Palestinian officials have called on the UK to recognize an independent Palestinian state and press the Israeli regime to end its colonial activities in the occupied lands.
In a meeting with British minister of state for the Middle East and North Africa, Alistair Burt, in the West Bank city of Ramallah on Tuesday, Palestinian Foreign Minister Riyad al-Maliki said British Foreign Secretary Boris Johnson should recognize Palestine in a statement akin to the Balfour Declaration that led to the creation of Israel.
The document issued in November 1917 by the then British foreign secretary Arthur Balfour said the UK government “views with favor the establishment in Palestine of” Israel.
It set the stage for the Nakba Day (the Day of Catastrophe), when hundreds of thousands of Palestinian fled or were expelled from their homes by Israel during the 1948 war.
“Balfour became famous for his promise … to establish” Israel on the land of Palestine, Maliki said, adding, “I call for the current British foreign secretary to be famous for giving the Palestinians a promise called the ‘Johnson declaration’ that recognizes a Palestinian state.”
Separately on Tuesday, Saeb Erekat, the Palestinian chief negotiator and secretary general of the Palestine Liberation Organization (PLO), sat down with Burt in the West Bank city of Ariha (Jericho).

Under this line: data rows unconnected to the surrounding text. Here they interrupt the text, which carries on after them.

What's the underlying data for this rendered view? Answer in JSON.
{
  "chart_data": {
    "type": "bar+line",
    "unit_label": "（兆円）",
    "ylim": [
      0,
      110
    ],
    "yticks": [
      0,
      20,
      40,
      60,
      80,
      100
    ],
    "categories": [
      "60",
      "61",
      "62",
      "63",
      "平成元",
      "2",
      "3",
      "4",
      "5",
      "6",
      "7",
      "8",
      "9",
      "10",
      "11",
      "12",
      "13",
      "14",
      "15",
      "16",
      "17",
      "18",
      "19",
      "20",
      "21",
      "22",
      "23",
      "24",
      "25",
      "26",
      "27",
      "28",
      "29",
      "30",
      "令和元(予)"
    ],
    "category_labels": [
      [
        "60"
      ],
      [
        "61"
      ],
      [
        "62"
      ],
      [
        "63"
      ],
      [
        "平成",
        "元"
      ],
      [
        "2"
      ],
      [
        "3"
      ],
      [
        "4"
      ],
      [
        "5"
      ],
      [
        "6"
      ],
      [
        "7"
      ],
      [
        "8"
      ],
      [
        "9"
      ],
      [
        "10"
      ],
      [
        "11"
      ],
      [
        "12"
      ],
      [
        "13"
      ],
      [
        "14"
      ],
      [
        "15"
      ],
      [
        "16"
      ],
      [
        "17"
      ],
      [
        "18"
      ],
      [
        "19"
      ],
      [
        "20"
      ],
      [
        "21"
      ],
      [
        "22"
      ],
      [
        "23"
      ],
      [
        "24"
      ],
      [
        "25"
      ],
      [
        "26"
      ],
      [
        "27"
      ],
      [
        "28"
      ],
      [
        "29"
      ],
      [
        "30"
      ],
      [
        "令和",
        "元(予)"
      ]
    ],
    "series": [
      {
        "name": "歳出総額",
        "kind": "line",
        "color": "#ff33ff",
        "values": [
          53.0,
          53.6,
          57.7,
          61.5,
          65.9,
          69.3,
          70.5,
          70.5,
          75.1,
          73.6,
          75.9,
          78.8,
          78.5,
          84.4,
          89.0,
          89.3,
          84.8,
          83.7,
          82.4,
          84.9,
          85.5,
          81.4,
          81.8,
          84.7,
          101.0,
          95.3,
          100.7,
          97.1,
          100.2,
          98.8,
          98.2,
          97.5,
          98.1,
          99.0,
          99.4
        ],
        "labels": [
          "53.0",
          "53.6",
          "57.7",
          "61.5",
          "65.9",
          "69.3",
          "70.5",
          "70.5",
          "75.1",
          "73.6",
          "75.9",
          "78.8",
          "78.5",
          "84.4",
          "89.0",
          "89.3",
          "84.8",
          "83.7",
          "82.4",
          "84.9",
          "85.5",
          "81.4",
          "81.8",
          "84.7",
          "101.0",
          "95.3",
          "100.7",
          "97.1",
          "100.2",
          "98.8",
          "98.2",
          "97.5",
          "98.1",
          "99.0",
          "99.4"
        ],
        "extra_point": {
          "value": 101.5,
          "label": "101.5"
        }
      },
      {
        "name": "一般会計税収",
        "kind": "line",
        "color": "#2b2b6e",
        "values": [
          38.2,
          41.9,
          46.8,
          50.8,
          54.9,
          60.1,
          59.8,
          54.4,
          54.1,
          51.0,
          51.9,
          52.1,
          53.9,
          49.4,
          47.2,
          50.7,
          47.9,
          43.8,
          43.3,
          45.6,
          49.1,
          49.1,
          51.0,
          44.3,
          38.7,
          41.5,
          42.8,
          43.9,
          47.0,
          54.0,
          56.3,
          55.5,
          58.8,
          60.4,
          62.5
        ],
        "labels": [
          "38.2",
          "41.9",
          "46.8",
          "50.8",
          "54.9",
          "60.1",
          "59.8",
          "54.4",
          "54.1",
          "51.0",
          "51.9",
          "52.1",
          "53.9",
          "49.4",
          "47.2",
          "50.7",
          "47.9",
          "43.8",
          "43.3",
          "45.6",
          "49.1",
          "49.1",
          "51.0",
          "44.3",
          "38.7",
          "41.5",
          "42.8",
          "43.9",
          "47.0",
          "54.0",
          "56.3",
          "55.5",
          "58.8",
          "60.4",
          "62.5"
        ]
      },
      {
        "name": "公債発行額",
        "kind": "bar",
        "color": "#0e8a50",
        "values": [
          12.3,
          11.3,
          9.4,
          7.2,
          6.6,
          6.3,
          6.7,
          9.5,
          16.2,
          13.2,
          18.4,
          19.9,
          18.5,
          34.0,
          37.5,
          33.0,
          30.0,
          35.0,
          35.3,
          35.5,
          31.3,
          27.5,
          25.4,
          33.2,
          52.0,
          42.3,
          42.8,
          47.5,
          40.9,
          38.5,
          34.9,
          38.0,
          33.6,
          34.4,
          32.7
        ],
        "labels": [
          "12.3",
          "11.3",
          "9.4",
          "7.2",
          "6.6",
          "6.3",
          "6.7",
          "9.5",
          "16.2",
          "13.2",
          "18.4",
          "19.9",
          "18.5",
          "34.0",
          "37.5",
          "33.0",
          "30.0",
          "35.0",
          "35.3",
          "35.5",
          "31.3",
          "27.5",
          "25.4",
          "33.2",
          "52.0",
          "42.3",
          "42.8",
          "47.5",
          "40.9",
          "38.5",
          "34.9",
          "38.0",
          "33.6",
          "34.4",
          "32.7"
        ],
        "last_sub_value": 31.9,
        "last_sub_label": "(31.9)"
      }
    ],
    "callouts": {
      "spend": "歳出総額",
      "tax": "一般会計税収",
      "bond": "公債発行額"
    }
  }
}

Erekat urged the UK to recognize the Palestinian state within the 1967 borders and to reconsider plans to celebrate the 100th anniversary for the Balfour Declaration.
“Britain ... and the rest of the world have to obligate the Israeli government to accept the principle of [the so-called] two states based on the June 4, 1967 borders, that is an independent state of Palestine with East Jerusalem [al-Quds] as its capital … and a halt to all Israeli colonial activities,” Erekat told his British guest.
Israel occupied the West Bank, including East Jerusalem al-Quds, during the Six-Day War in 1967. It later annexed East Jerusalem al-Quds in a move not recognized by the international community.
Palestinian officials say they want the resolution of the conflict with Tel Aviv based on the two-state solution along the pre-1967 boundaries.
However, Israel has been building settlements deep within territory that the Palestinians want for their future state.
Tel Aviv regime officials also say they consider Jerusalem al-Quds as the “capital” of their own “state.”